When used with adult characters, however, this same technique can flatten the scene: “It sounded like Mike Anonymous didn’t have any symptoms, so I made an appointment for an STD testing with no symptoms at seven the next night. I ate the last bite of my brown rice cake with peanut butter and went back to work.” This character, the same who dumps her boyfriend during sex, has trouble processing emotion, and so she comes across as wooden, unfeeling. Or, depending on your mood, kind of hilarious. That’s the risk Holmes assumes with her deadpan style.

I hadn't had sex in over a year, partly because I didn't like anyone I met on the internet and partly because I adopted a pit bull who wouldn't let any men into my apartment.
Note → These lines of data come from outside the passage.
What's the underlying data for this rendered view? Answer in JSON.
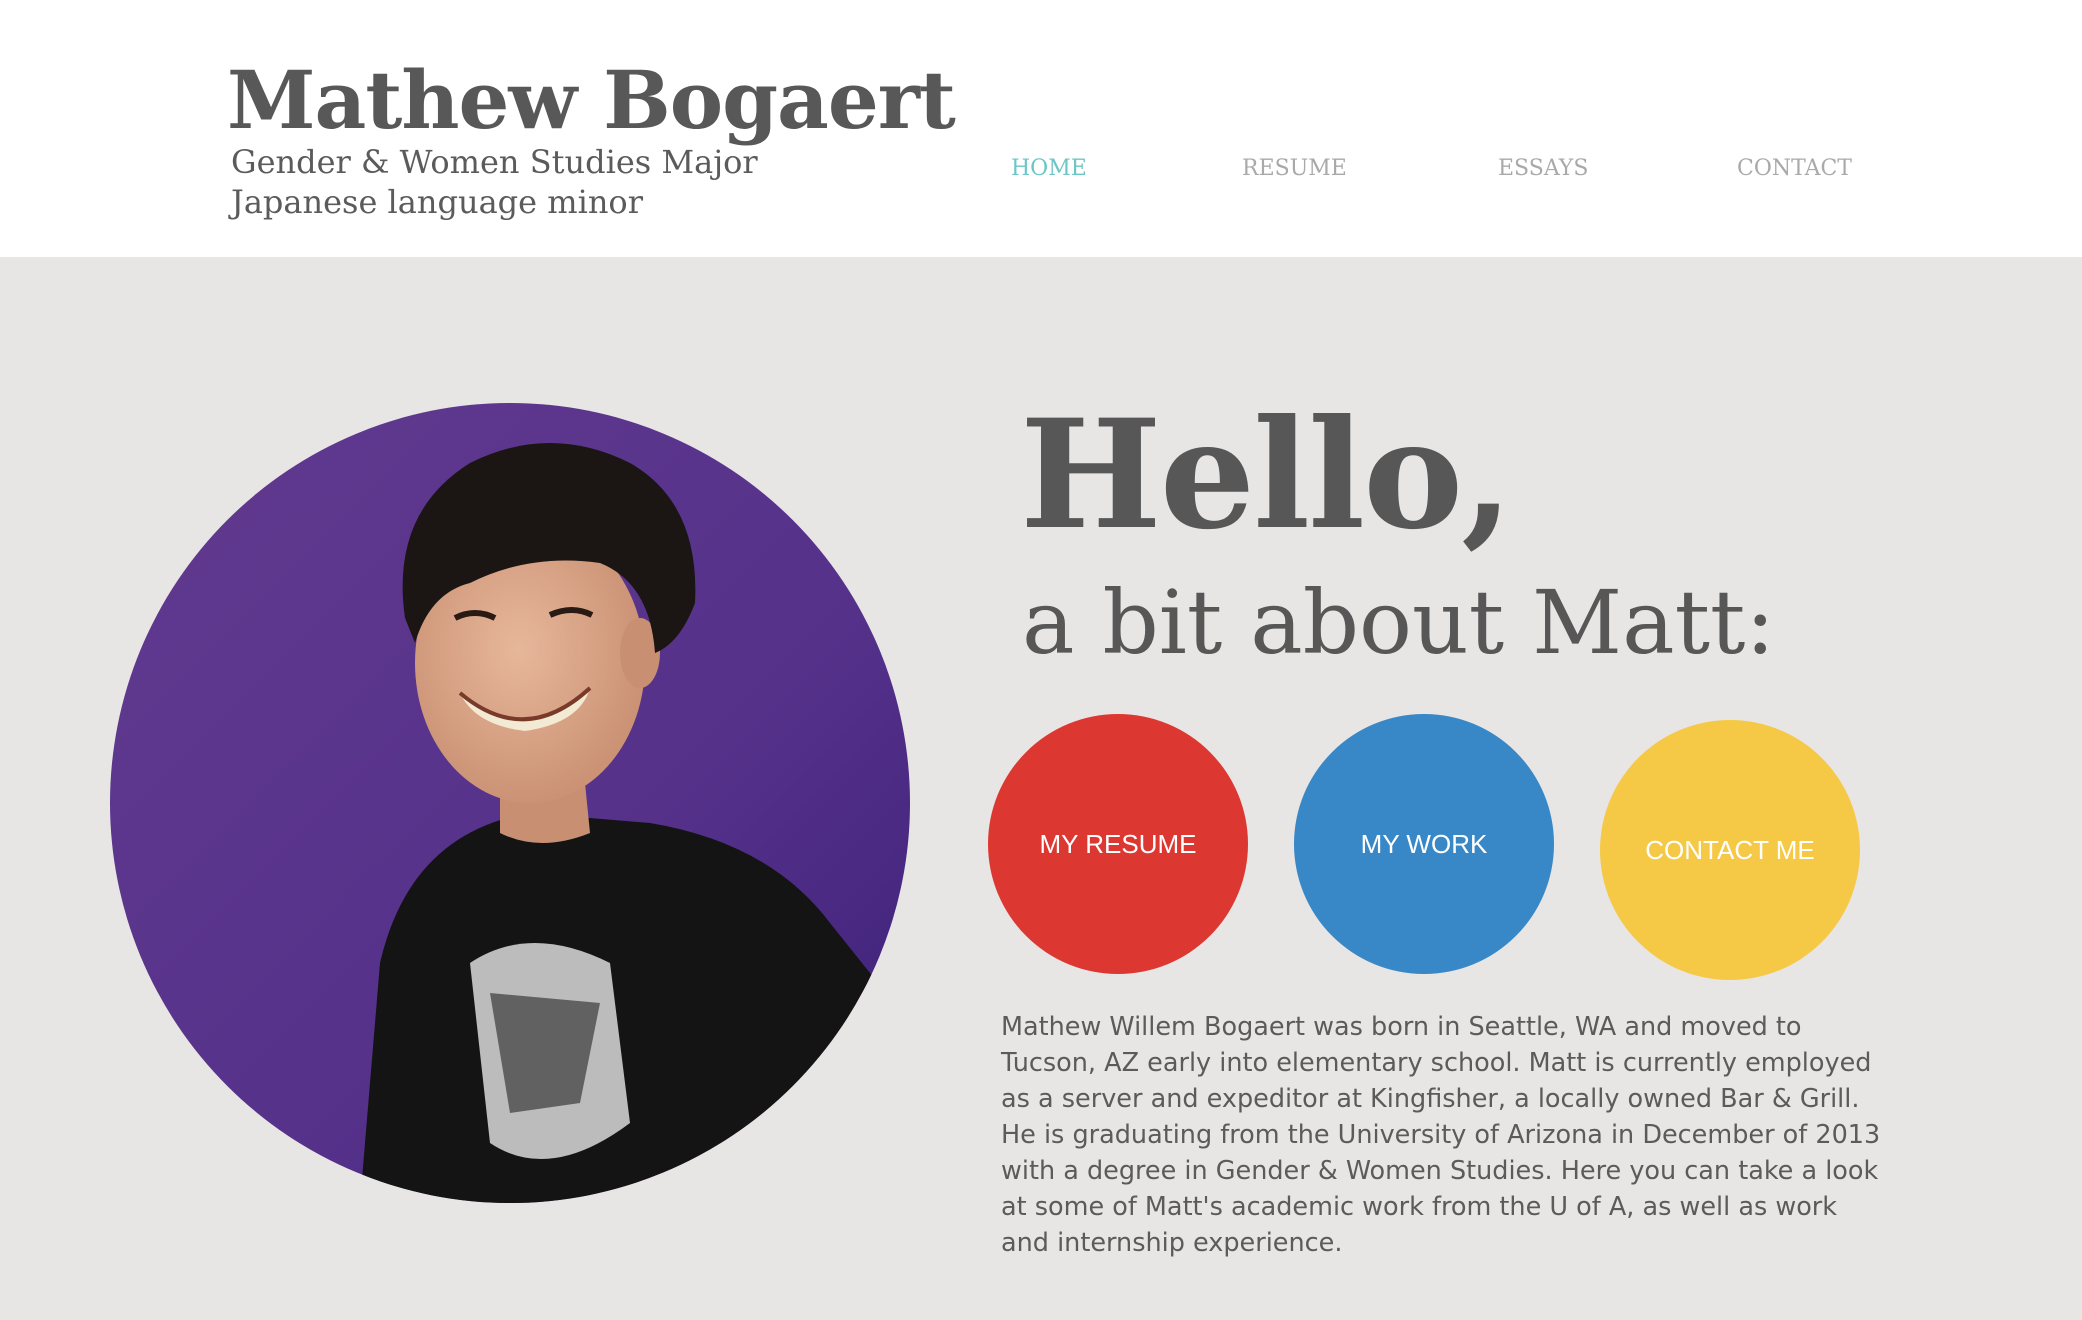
{
  "header": {
    "title": "Mathew Bogaert",
    "subtitle_line1": "Gender & Women Studies Major",
    "subtitle_line2": "Japanese language minor"
  },
  "nav": {
    "items": [
      {
        "label": "HOME",
        "active": true
      },
      {
        "label": "RESUME",
        "active": false
      },
      {
        "label": "ESSAYS",
        "active": false
      },
      {
        "label": "CONTACT",
        "active": false
      }
    ],
    "active_color": "#6cc6c6",
    "inactive_color": "#a9a9a9"
  },
  "hero": {
    "greeting": "Hello,",
    "tagline": "a bit about Matt:"
  },
  "buttons": [
    {
      "label": "MY RESUME",
      "color": "#dc3831"
    },
    {
      "label": "MY WORK",
      "color": "#3888c7"
    },
    {
      "label": "CONTACT ME",
      "color": "#f5c946"
    }
  ],
  "bio": "Mathew Willem Bogaert was born in Seattle, WA and moved to Tucson, AZ early into elementary school. Matt is currently employed as a server and expeditor at Kingfisher, a locally owned Bar & Grill. He is graduating from the University of Arizona in December of 2013 with a degree in Gender & Women Studies. Here you can take a look at some of Matt's academic work from the U of A, as well as work and internship experience.",
  "colors": {
    "page_background": "#e8e5e5",
    "header_background": "#ffffff",
    "text": "#575757",
    "portrait_background": "#5d3a8a"
  }
}
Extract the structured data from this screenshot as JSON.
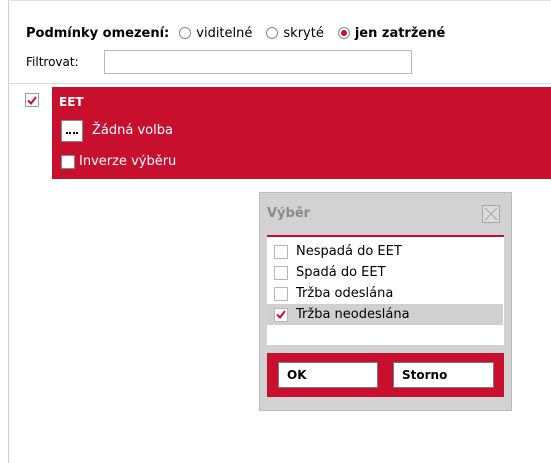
{
  "conditions": {
    "label": "Podmínky omezení:",
    "options": [
      {
        "label": "viditelné",
        "selected": false
      },
      {
        "label": "skryté",
        "selected": false
      },
      {
        "label": "jen zatržené",
        "selected": true
      }
    ]
  },
  "filter": {
    "label": "Filtrovat:",
    "value": ""
  },
  "row": {
    "checked": true,
    "title": "EET",
    "choice_text": "Žádná volba",
    "invert_label": "Inverze výběru",
    "invert_checked": false
  },
  "dialog": {
    "title": "Výběr",
    "items": [
      {
        "label": "Nespadá do EET",
        "checked": false
      },
      {
        "label": "Spadá do EET",
        "checked": false
      },
      {
        "label": "Tržba odeslána",
        "checked": false
      },
      {
        "label": "Tržba neodeslána",
        "checked": true
      }
    ],
    "ok_label": "OK",
    "cancel_label": "Storno"
  },
  "colors": {
    "accent": "#c8102e",
    "panel_gray": "#d2d2d2"
  },
  "icons": {
    "check": "checkmark-icon",
    "close": "close-icon",
    "ellipsis": "ellipsis-icon"
  }
}
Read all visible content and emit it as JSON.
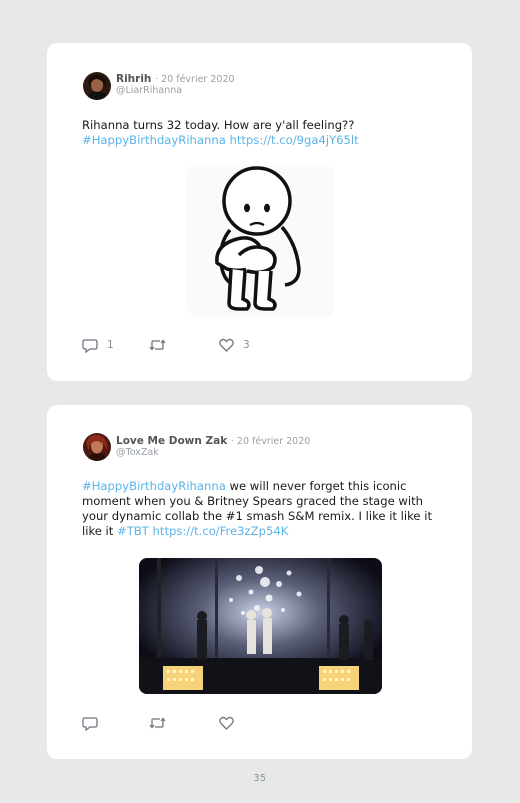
{
  "tweets": [
    {
      "author": "Rihrih",
      "date": "20 février 2020",
      "handle": "@LiarRihanna",
      "text_plain": "Rihanna turns 32 today. How are y'all feeling??",
      "hashtag": "#HappyBirthdayRihanna",
      "link": "https://t.co/9ga4jY65lt",
      "replies": "1",
      "likes": "3",
      "icons": [
        "reply-icon",
        "retweet-icon",
        "heart-icon"
      ],
      "media": "sad-stick-figure-hugging-knees"
    },
    {
      "author": "Love Me Down Zak",
      "date": "20 février 2020",
      "handle": "@ToxZak",
      "hashtag": "#HappyBirthdayRihanna",
      "text_plain": " we will never forget this iconic moment when you & Britney Spears graced the stage with your dynamic collab the #1 smash S&M remix. I like it like it like it ",
      "hashtag2": "#TBT",
      "link": "https://t.co/Fre3zZp54K",
      "icons": [
        "reply-icon",
        "retweet-icon",
        "heart-icon"
      ],
      "media": "concert-stage-performance"
    }
  ],
  "page_number": "35",
  "colors": {
    "background": "#e8e8e6",
    "card": "#ffffff",
    "link": "#5ab4e8",
    "muted": "#9aa0a6"
  }
}
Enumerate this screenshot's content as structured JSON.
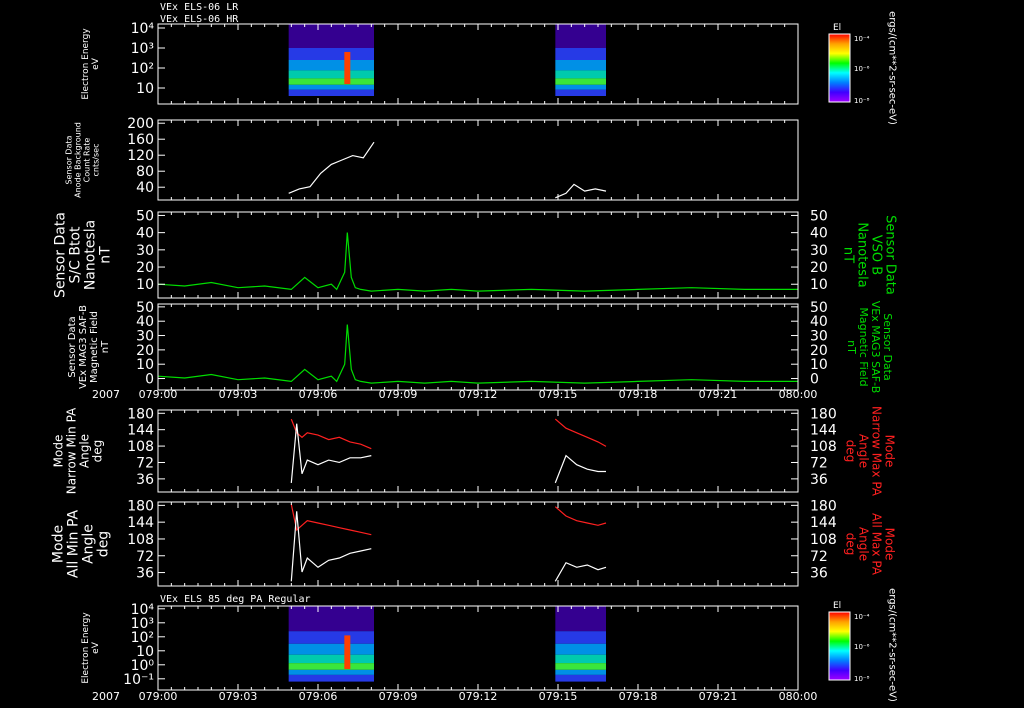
{
  "header": {
    "line1": "VEx ELS-06 LR",
    "line2": "VEx ELS-06 HR",
    "panel7_title": "VEx ELS 85 deg PA Regular"
  },
  "colors": {
    "background": "#000000",
    "axis": "#ffffff",
    "magnetic": "#00dd00",
    "max_pa": "#ff2020",
    "min_pa": "#ffffff"
  },
  "time_axis": {
    "start": "079:00",
    "end": "080:00",
    "year_label": "2007",
    "tick_labels": [
      "079:00",
      "079:03",
      "079:06",
      "079:09",
      "079:12",
      "079:15",
      "079:18",
      "079:21",
      "080:00"
    ]
  },
  "colorbar": {
    "title": "El",
    "unit": "ergs/(cm**2-sr-sec-eV)",
    "ticks": [
      "10⁻⁴",
      "10⁻⁶",
      "10⁻⁸"
    ]
  },
  "chart_data": [
    {
      "id": "p1",
      "type": "heatmap",
      "ylabel": [
        "Electron Energy",
        "eV"
      ],
      "y_ticks": [
        "10⁴",
        "10³",
        "10²",
        "10"
      ],
      "ylim": [
        1,
        20000
      ],
      "scale": "log",
      "data_intervals_minutes": [
        [
          4.9,
          8.1
        ],
        [
          14.9,
          16.8
        ]
      ]
    },
    {
      "id": "p2",
      "type": "line",
      "ylabel": [
        "Sensor Data",
        "Anode Background",
        "Count Rate",
        "cnts/sec"
      ],
      "y_ticks": [
        "200",
        "160",
        "120",
        "80",
        "40"
      ],
      "ylim": [
        20,
        200
      ],
      "series": [
        {
          "color": "#ffffff",
          "segments": [
            {
              "x": [
                4.9,
                5.3,
                5.7,
                6.1,
                6.5,
                6.9,
                7.3,
                7.7,
                8.1
              ],
              "y": [
                35,
                45,
                50,
                80,
                100,
                110,
                120,
                115,
                150
              ]
            },
            {
              "x": [
                14.9,
                15.3,
                15.6,
                16.0,
                16.4,
                16.8
              ],
              "y": [
                25,
                35,
                55,
                40,
                45,
                40
              ]
            }
          ]
        }
      ]
    },
    {
      "id": "p3",
      "type": "line",
      "ylabel": [
        "Sensor Data",
        "S/C Btot",
        "Nanotesla",
        "nT"
      ],
      "ylabel_right": [
        "Sensor Data",
        "VSO B",
        "Nanotesla",
        "nT"
      ],
      "y_ticks": [
        "50",
        "40",
        "30",
        "20",
        "10"
      ],
      "ylim": [
        0,
        50
      ],
      "series": [
        {
          "color": "#00dd00",
          "x": [
            0,
            1,
            2,
            3,
            4,
            5,
            5.5,
            6,
            6.5,
            6.7,
            7.0,
            7.1,
            7.25,
            7.4,
            7.6,
            8,
            9,
            10,
            11,
            12,
            14,
            16,
            18,
            20,
            22,
            24
          ],
          "y": [
            8,
            7,
            9,
            6,
            7,
            5,
            12,
            6,
            8,
            5,
            15,
            38,
            12,
            6,
            5,
            4,
            5,
            4,
            5,
            4,
            5,
            4,
            5,
            6,
            5,
            5
          ]
        }
      ]
    },
    {
      "id": "p4",
      "type": "line",
      "ylabel": [
        "Sensor Data",
        "VEx MAG3 SAF-B",
        "Magnetic Field",
        "nT"
      ],
      "ylabel_right": [
        "Sensor Data",
        "VEx MAG3 SAF-B",
        "Magnetic Field",
        "nT"
      ],
      "y_ticks": [
        "50",
        "40",
        "30",
        "20",
        "10",
        "0"
      ],
      "ylim": [
        0,
        50
      ],
      "series": [
        {
          "color": "#00dd00",
          "x": [
            0,
            1,
            2,
            3,
            4,
            5,
            5.5,
            6,
            6.5,
            6.7,
            7.0,
            7.1,
            7.25,
            7.4,
            7.6,
            8,
            9,
            10,
            11,
            12,
            14,
            16,
            18,
            20,
            22,
            24
          ],
          "y": [
            8,
            7,
            9,
            6,
            7,
            5,
            12,
            6,
            8,
            5,
            15,
            38,
            12,
            6,
            5,
            4,
            5,
            4,
            5,
            4,
            5,
            4,
            5,
            6,
            5,
            5
          ]
        }
      ]
    },
    {
      "id": "p5",
      "type": "line",
      "ylabel": [
        "Mode",
        "Narrow Min PA",
        "Angle",
        "deg"
      ],
      "ylabel_right": [
        "Mode",
        "Narrow Max PA",
        "Angle",
        "deg"
      ],
      "y_ticks": [
        "180",
        "144",
        "108",
        "72",
        "36"
      ],
      "ylim": [
        0,
        180
      ],
      "series": [
        {
          "color": "#ff2020",
          "segments": [
            {
              "x": [
                5.0,
                5.2,
                5.4,
                5.6,
                6.0,
                6.4,
                6.8,
                7.2,
                7.6,
                8.0
              ],
              "y": [
                160,
                130,
                120,
                130,
                125,
                115,
                120,
                110,
                105,
                95
              ]
            },
            {
              "x": [
                14.9,
                15.3,
                15.7,
                16.1,
                16.5,
                16.8
              ],
              "y": [
                160,
                140,
                130,
                120,
                110,
                100
              ]
            }
          ]
        },
        {
          "color": "#ffffff",
          "segments": [
            {
              "x": [
                5.0,
                5.2,
                5.4,
                5.6,
                6.0,
                6.4,
                6.8,
                7.2,
                7.6,
                8.0
              ],
              "y": [
                20,
                150,
                40,
                70,
                60,
                70,
                65,
                75,
                75,
                80
              ]
            },
            {
              "x": [
                14.9,
                15.3,
                15.7,
                16.1,
                16.5,
                16.8
              ],
              "y": [
                20,
                80,
                60,
                50,
                45,
                45
              ]
            }
          ]
        }
      ]
    },
    {
      "id": "p6",
      "type": "line",
      "ylabel": [
        "Mode",
        "All Min PA",
        "Angle",
        "deg"
      ],
      "ylabel_right": [
        "Mode",
        "All Max PA",
        "Angle",
        "deg"
      ],
      "y_ticks": [
        "180",
        "144",
        "108",
        "72",
        "36"
      ],
      "ylim": [
        0,
        180
      ],
      "series": [
        {
          "color": "#ff2020",
          "segments": [
            {
              "x": [
                5.0,
                5.2,
                5.4,
                5.6,
                6.0,
                6.4,
                6.8,
                7.2,
                7.6,
                8.0
              ],
              "y": [
                175,
                120,
                130,
                140,
                135,
                130,
                125,
                120,
                115,
                110
              ]
            },
            {
              "x": [
                14.9,
                15.3,
                15.7,
                16.1,
                16.5,
                16.8
              ],
              "y": [
                170,
                150,
                140,
                135,
                130,
                135
              ]
            }
          ]
        },
        {
          "color": "#ffffff",
          "segments": [
            {
              "x": [
                5.0,
                5.2,
                5.4,
                5.6,
                6.0,
                6.4,
                6.8,
                7.2,
                7.6,
                8.0
              ],
              "y": [
                10,
                160,
                30,
                60,
                40,
                55,
                60,
                70,
                75,
                80
              ]
            },
            {
              "x": [
                14.9,
                15.3,
                15.7,
                16.1,
                16.5,
                16.8
              ],
              "y": [
                10,
                50,
                40,
                45,
                35,
                40
              ]
            }
          ]
        }
      ]
    },
    {
      "id": "p7",
      "type": "heatmap",
      "ylabel": [
        "Electron Energy",
        "eV"
      ],
      "y_ticks": [
        "10⁴",
        "10³",
        "10²",
        "10",
        "10⁰",
        "10⁻¹"
      ],
      "ylim": [
        0.1,
        20000
      ],
      "scale": "log",
      "data_intervals_minutes": [
        [
          4.9,
          8.1
        ],
        [
          14.9,
          16.8
        ]
      ]
    }
  ]
}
The titular story, positioned in the collection so the reader experiences it last, casts a brilliant back-glow that illuminates the stories previous in unexpected ways. As Bustle wrote earlier, Barbara is “a smart and ambitious high school senior whose love for sex makes her the target of vicious bullying.” Through Barbara’s conviction — she’s going to Princeton — her detachment in dealing with her slut-shaming peers, and her concern for her younger brother, Holmes shows that sexuality doesn’t define or limit her characters except in how others perceive them. Our often toxic, chauvinist culture comes to the foreground and casts its shadow over the book in its entirety.

Barbara the Slut and Other People reinforces the importance of talking openly about sex and of showing the female perspective in nuanced ways. No cliché representations of coupling exist among these pages, and this is an exceptional triumph for a debut writer. Carry the book proudly, and join Holmes in expanding the conversation about the joy, insignificance, and complications of relationships and sex, from a cadre of perspectives.